Computational Design of Novel Organotin(IV) Monomers: A Theoretical Study of Hypercoordination and Solvent Effects
- Date
- August 20, 2024
- Time
- 10:00 AM EDT - 1:00 PM EDT
- Location
- room TBD/ZOOM
- Open To
- Event open to Students, Faculty, Staff, Post-Doctoral Fellows, Public
- Contact
- Sarah Kovacs skovacs@torontomu.ca
Candidate: Pierre Rouanet
Supervisor: Dr. Stephen Wylie
ABSTRACT
Polystannanes could find application as novel, cost-effective semiconductors for thin-film electronics, molecular wires and printable electronic circuits due to their low energy band gap (2 - 4 eV).
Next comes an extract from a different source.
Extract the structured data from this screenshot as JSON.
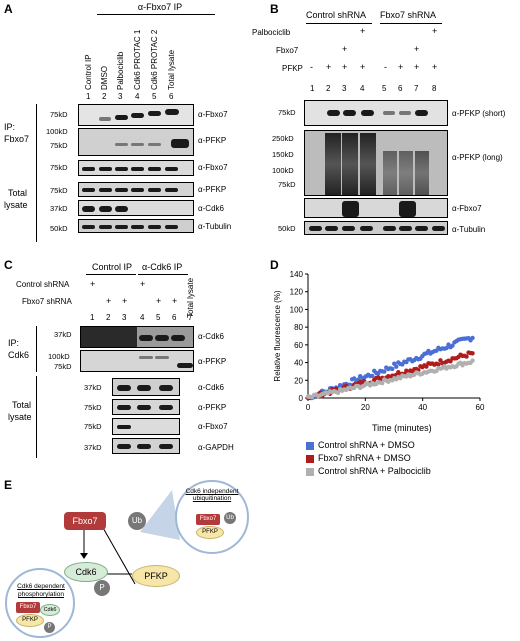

Added electron density along the Sn-Sn backbone provided by hypercoordinate interactions between the Sn(IV) Lewis acid center and ligands containing electron donating groups (NR2, OR, PR2O, SR… where R = alkyl or aryl) helps prevent their degradation. Optimized computational methodology for studying hypercoordinate organotin(IV) monomers was determined by comparing the 119Sn NMR shift of an experimental reference to the computationally predicted shift at various levels of DFT theory and solvation modeling. The best functional, r2SCAN-3c, and solvation model, COSMO, was used to model and compare dual hypercoordinate “pincer” organotin(IV) monomers. Hypercoordination was also explored with computational techniques such as Boltzmann averaging, and natural bonding orbital (NBO) calculations. Experimental and computational 1H, 13C and 119Sn NMR were used to determine how solvents affected the existing hypercoordinate interaction.